Toyota has set its target on developing vehicles equipped with artificial intelligence within the next five years, with the aim of improving safety, the head of its advanced research division allegedly said.

Integrating artificial intelligence into the design of their vehicles would vastly improve safety by helping the vehicles negotiate and avoid potential accident situations, said Gill Pratt, CEO of Toyota Research Institute.

According to Reuters, Toyota said the institute will spend more than $1 billion in the next five years, in the pursuit of developing autonomous vehicles.
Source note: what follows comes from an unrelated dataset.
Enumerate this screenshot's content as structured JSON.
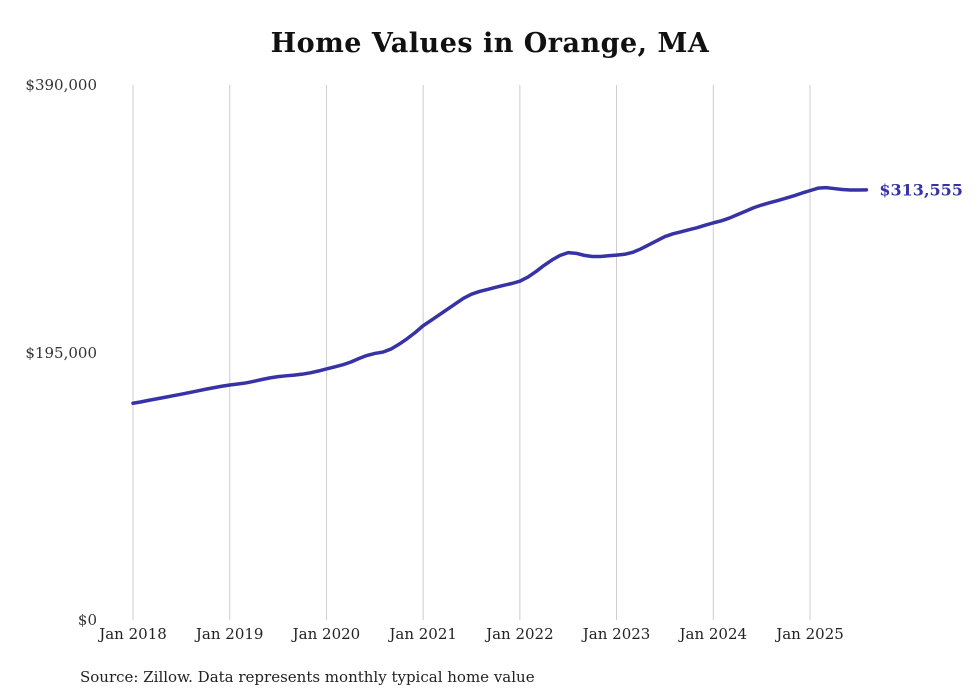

Current driver assistance programs rely on image sensors for obstacle evasion, including pedestrians and vehicles within the car’s lane, and Toyota is looking beyond that to equip their autonomous vehicles with capabilities to enable “the car to be evasive beyond the one lane,” said Pratt.

Pratt said this would be the equivalent of the driver having a “guardian angel” at the wheels of the vehicle.
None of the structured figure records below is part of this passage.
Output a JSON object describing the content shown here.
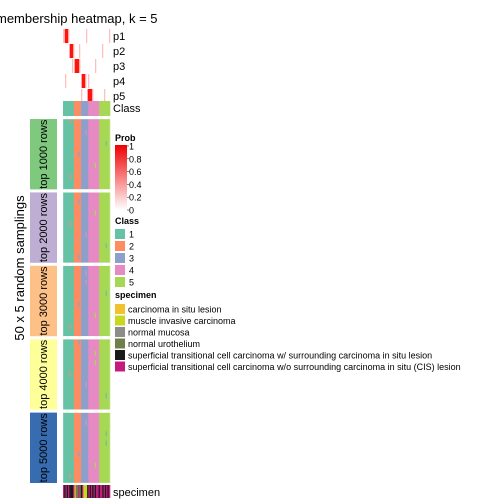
{
  "chart_data": {
    "type": "heatmap",
    "title": "membership heatmap, k = 5",
    "ylabel": "50 x 5 random samplings",
    "prob_rows": [
      "p1",
      "p2",
      "p3",
      "p4",
      "p5"
    ],
    "class_row_label": "Class",
    "specimen_row_label": "specimen",
    "row_groups": [
      "top 1000 rows",
      "top 2000 rows",
      "top 3000 rows",
      "top 4000 rows",
      "top 5000 rows"
    ],
    "group_colors": [
      "#7FC97F",
      "#BEAED4",
      "#FDC086",
      "#FFFF99",
      "#386CB0"
    ],
    "class_levels": [
      "1",
      "2",
      "3",
      "4",
      "5"
    ],
    "class_colors": [
      "#66C2A5",
      "#FC8D62",
      "#8DA0CB",
      "#E78AC3",
      "#A6D854"
    ],
    "column_class_widths": [
      3,
      2,
      2,
      3,
      3
    ],
    "prob_legend": {
      "title": "Prob",
      "ticks": [
        "1",
        "0.8",
        "0.6",
        "0.4",
        "0.2",
        "0"
      ],
      "low_color": "#ffffff",
      "high_color": "#EF0000"
    },
    "class_legend_title": "Class",
    "specimen_legend": {
      "title": "specimen",
      "items": [
        {
          "label": "carcinoma in situ lesion",
          "color": "#F2C12E"
        },
        {
          "label": "muscle invasive carcinoma",
          "color": "#C8D820"
        },
        {
          "label": "normal mucosa",
          "color": "#8C8C8C"
        },
        {
          "label": "normal urothelium",
          "color": "#6F7F4A"
        },
        {
          "label": "superficial transitional cell carcinoma w/ surrounding carcinoma in situ lesion",
          "color": "#1A1A1A"
        },
        {
          "label": "superficial transitional cell carcinoma w/o surrounding carcinoma in situ (CIS) lesion",
          "color": "#C51B7D"
        }
      ]
    },
    "specimen_column_codes": [
      5,
      4,
      5,
      4,
      5,
      4,
      4,
      4,
      5,
      0,
      3,
      3,
      5,
      3,
      4,
      5,
      1,
      1,
      1,
      4,
      5,
      4,
      5,
      4,
      5,
      4,
      5,
      5,
      4,
      5,
      5,
      4,
      5,
      4,
      5,
      4,
      5
    ]
  }
}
“The intelligence of the car would figure out a plan for evasive action … Essentially (it would) be like a guardian angel, pushing on the accelerators, pushing on the steering wheel, pushing on the brake in parallel with you.”

As the race to build the ultimate self-driving vehicle heats up, more major automakers have plunged into the development of their version of the autonomous vehicle to beat the rest.